N’importe quel.le prof qui espère qu’en cas de menace liée à son enseignement qu’il professe au nom de la République, les pouvoirs publics dûment prévenus (par Samuel lui-même des menaces qu’il recevait,  mais aussi par la plateforme internet Pharos qui avait reçu un signalement du compte Twitter de  l’assassin) sauront le protéger… Ou, qu’à défaut, ils se feront discrets, ne cherchant pas à corriger -comme pour l’épidémie de Covid- leur impardonnable carence au moment où on avait besoin d’eux, par les surenchères de l’après, avec des ministres honnis en tête des cortèges d’hommages qui ont dissuadé nombre d’enseignant.es d’y participer.  Pire encore le gouvernement utilise la légitime émotion suite à cet effroyable meurtre pour  justifier l’aggravation des  politiques  d’exclusion, de divisions des citoyens, de répression, et de nouvelles atteintes  aux libertés qui vont avoir un effet inverse de celui affiché. Eradiquer le terrorisme islamique ne passe pas par s’en prendre aux organisations syndicales (notamment suite aux attaques de Blanquer et Darmanin contre Sud) ou à la recherche en sciences sociales, comme l’a fait Macron à la suite de Valls ; ni « revoir » la loi sur la liberté de la presse ; ni  changer la constitution pour pouvoir faire repasser La loi du 24 juin 2020 visant à lutter contre les contenus haineux sur internet, dite « loi Avia », dont le contenu est quasi-intégralement censuré par le Conseil constitutionnel ; ni sortir des traités européens et de la Cour Européenne des Droits de l’Homme qui n’autoriserait rien de tout ça…

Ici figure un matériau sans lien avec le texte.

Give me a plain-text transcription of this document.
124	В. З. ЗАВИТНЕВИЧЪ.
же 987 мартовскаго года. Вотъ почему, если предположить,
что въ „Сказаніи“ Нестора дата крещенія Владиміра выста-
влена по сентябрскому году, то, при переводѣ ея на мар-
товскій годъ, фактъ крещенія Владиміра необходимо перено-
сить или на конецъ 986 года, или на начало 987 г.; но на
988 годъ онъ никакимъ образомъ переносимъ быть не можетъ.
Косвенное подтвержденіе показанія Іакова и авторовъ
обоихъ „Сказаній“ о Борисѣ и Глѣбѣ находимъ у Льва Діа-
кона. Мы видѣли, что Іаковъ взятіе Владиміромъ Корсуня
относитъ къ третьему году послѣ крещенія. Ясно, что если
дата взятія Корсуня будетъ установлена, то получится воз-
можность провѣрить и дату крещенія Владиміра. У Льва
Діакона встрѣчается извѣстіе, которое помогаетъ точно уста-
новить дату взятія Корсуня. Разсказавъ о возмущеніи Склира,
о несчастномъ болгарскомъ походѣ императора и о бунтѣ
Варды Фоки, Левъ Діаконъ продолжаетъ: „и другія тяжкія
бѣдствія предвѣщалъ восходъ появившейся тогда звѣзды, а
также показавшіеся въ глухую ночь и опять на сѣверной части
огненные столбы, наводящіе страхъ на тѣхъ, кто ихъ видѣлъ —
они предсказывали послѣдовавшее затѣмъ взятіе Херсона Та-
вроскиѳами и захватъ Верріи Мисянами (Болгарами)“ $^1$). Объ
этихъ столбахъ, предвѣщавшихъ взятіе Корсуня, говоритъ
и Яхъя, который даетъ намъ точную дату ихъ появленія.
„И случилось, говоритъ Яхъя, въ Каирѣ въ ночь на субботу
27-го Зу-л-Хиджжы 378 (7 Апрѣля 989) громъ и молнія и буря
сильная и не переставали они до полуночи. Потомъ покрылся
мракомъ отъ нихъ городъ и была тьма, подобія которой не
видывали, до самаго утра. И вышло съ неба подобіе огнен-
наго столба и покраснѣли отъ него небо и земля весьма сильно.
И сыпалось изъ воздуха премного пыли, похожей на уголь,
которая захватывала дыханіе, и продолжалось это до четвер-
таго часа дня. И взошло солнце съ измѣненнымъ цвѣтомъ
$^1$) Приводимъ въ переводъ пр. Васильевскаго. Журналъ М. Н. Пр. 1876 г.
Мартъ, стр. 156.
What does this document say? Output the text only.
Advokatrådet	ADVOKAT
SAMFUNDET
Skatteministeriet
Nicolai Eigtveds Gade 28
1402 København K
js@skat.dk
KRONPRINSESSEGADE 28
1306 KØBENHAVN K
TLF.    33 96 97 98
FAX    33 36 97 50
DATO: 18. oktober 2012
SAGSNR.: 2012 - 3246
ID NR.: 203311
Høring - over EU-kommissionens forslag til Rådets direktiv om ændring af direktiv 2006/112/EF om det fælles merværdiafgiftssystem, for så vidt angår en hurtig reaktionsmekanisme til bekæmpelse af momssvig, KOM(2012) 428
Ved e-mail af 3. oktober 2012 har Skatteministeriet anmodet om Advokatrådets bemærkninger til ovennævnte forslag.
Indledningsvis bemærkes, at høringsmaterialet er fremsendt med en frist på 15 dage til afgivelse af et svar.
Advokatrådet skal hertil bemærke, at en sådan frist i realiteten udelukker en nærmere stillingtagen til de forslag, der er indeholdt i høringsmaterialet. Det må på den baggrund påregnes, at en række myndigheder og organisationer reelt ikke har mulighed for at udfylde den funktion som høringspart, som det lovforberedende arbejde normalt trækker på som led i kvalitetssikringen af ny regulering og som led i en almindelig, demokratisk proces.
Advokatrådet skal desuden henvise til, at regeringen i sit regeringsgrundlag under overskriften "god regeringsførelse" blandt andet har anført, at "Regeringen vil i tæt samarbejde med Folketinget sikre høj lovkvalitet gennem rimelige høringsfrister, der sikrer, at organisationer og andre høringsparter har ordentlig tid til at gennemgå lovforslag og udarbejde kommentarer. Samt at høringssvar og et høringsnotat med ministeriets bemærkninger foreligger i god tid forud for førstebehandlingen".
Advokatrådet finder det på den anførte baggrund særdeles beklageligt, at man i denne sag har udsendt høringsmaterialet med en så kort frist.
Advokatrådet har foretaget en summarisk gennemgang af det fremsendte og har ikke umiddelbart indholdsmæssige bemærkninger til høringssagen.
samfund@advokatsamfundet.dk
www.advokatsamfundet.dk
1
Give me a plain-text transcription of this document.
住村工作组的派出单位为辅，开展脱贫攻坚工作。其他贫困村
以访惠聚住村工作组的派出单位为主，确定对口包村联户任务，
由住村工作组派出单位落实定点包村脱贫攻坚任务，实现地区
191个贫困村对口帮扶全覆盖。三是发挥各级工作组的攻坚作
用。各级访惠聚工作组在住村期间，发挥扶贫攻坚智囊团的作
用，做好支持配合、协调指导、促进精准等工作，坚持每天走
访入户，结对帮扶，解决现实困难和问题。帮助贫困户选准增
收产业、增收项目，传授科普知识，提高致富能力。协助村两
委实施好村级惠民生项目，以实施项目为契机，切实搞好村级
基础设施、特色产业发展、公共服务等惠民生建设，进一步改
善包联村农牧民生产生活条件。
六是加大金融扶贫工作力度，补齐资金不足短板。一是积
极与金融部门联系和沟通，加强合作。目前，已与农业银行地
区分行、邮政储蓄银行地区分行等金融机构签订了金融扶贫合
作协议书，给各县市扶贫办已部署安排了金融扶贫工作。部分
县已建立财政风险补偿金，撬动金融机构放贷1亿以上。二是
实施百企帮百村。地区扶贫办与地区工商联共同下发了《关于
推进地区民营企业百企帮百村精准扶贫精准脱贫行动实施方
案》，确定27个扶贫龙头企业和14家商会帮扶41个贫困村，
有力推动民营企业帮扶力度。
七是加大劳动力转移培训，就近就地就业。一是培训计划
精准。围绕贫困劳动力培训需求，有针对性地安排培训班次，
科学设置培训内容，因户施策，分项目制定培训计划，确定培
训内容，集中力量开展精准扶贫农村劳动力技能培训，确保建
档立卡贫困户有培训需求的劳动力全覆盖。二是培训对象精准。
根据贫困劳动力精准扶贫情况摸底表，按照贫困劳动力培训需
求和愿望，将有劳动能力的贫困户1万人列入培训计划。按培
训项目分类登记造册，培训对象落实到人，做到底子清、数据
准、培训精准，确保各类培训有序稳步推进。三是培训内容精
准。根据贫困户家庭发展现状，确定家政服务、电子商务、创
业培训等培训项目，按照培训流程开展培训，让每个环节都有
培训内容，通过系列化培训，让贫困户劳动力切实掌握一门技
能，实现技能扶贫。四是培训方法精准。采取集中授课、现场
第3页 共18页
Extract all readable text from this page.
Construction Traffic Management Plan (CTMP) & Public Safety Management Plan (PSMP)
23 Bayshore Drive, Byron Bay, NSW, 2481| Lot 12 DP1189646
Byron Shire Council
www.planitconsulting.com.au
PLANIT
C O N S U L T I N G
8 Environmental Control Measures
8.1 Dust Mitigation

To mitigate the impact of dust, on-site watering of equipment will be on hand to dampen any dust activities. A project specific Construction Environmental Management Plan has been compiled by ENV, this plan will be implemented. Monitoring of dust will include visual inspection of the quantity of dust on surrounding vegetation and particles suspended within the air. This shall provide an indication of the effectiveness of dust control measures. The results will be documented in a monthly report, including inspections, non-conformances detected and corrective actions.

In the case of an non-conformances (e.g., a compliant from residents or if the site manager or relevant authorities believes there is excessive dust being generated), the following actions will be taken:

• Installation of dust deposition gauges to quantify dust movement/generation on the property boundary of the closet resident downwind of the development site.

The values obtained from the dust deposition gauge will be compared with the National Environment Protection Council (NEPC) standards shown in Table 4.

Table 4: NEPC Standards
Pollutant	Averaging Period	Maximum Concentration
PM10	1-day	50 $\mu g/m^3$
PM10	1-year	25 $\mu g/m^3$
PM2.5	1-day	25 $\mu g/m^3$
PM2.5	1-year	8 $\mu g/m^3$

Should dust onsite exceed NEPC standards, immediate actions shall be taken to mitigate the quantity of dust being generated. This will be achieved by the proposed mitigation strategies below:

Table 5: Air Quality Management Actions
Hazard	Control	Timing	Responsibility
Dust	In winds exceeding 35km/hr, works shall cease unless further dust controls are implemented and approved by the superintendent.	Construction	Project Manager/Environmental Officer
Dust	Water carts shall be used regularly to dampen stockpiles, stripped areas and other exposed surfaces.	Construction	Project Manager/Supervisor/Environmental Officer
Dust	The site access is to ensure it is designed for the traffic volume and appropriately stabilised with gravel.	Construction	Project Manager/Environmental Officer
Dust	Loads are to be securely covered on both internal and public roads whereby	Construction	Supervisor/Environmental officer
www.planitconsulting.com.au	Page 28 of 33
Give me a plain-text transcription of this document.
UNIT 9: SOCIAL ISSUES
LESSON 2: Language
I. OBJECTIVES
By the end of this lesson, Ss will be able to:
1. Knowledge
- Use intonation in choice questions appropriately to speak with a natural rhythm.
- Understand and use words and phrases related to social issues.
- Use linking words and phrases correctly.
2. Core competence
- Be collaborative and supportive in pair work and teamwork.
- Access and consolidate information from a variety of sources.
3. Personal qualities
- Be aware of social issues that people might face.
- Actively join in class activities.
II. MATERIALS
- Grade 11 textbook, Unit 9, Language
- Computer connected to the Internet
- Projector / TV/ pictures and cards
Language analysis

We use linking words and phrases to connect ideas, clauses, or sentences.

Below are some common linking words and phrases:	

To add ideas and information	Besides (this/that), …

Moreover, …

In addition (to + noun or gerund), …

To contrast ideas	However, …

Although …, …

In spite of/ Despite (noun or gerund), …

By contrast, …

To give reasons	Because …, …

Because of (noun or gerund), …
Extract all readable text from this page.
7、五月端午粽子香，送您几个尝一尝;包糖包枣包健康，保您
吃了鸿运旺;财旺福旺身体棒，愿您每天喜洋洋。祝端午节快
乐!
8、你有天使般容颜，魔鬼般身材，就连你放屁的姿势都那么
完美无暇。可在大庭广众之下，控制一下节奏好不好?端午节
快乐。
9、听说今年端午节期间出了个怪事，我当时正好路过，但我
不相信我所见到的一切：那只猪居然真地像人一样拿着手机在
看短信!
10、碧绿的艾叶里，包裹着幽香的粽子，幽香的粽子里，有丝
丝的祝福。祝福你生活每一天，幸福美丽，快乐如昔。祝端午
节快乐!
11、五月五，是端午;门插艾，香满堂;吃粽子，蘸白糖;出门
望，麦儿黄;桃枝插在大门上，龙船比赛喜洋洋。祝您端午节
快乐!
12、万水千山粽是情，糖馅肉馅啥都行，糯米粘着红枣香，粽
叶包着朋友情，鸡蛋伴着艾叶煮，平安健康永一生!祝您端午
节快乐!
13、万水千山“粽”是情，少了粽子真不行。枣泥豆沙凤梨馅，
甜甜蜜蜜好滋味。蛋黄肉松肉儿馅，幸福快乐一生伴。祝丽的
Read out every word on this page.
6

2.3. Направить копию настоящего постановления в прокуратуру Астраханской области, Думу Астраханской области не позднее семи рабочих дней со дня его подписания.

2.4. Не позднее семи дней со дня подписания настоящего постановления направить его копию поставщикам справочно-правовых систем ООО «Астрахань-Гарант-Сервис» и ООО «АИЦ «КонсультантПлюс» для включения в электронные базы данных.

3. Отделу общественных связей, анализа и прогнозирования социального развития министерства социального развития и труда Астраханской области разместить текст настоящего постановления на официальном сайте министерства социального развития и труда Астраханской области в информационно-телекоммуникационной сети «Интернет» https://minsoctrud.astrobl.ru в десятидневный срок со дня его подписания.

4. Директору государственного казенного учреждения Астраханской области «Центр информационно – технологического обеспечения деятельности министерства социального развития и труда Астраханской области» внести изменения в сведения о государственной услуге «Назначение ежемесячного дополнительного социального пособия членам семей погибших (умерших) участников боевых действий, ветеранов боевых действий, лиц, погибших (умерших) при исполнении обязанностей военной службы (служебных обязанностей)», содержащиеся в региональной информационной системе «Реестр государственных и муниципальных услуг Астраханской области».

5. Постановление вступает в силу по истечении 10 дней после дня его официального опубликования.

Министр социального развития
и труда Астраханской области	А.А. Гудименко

N’importe quel.le prof en droit de se demander s’il/elle n’a pas raté sa  mission émancipatrice et de formation des intelligences quand il voit les prises de positions dans tous les sens, hâtives, à l’emporte pièce, de politiques, d’éditorialistes ou d’histrion.nes des plateaux TV si prompts à disserter sur ce qu’ils ne connaissent pas. Qu’ils/elles se montrent toujours aussi peu intéressé.es à la dure et complexe condition des enseignant.es et les présentent.es comme des héro.ïnes ou martyr.es, reprenant par là même la terminologie des extrémistes religieux. Qu’ils/elles se disent, comme Darmanin, mal à l’aise devant les rayons halal et kacher des super marchés. Qu’ils/elles confondent terroriste avec islamiste, islamiste avec musulman, l’assassin avec les responsables et les croyants de sa mosquée,  qu’ils/elles stigmatisent les pratiquant.es de la religion dont le terrorisme islamique se revendique. Ou qu’ils/elles désignent à la vindicte publique et policière, comme l’a osé un leader de gauche, « une communauté », en l’occurrence les Tchétchènes réfugié.es en France du fait de la guerre d’extermination de Poutine.

N’importe quel.le prof qui va rendre un inestimable hommage à Samuel, son collègue, comme à toutes les victimes des extrémismes religieux, intégristes, fascistes ou nationalistes, des guerres impérialistes, interethniques ou post coloniales  : Continuer à faire modestement son maximum pour assurer, avec l’ensemble de personnels de l’Ecole publique, quelles que soient les difficultés inhérentes à la tâche et celles qu’ajoutent les technocrates et les idéologues gouvernementaux, la formation la plus exigeante et égalitaire possible de tou.tes les jeunes à une approche intelligente et critique de la société. Et aussi continuer à se mobiliser pour que, dans l’école, mais aussi au-delà, les conditions de l’égalité entre les habitant.es permettent que les autres  devises des frontons des mairies, la liberté et la fraternité, ainsi  que la laïcité, inscrite sur trop peu de mairies, prennent plus de sens pour tou.tes.  C’est la condition pour que des jeunes ne se laissent pas endoctriner par des idéologues de la haine jusqu’à vouloir mourir en frappant y compris celles et ceux qui comme Samuel, se sont efforcé.es jour après d’apporter la connaissance et la liberté de pensée et de conscience à des millions de jeunes qui ensemble finissent par faire société malgré les embûches. Ces jeunes constituent de meilleurs remparts contre le fanatisme aveugle, qu’une répression également aveugle, un renforcement du racisme et de l’exclusion, qui risquent surtout de susciter de nouvelles vocations pour les réseaux terroristes.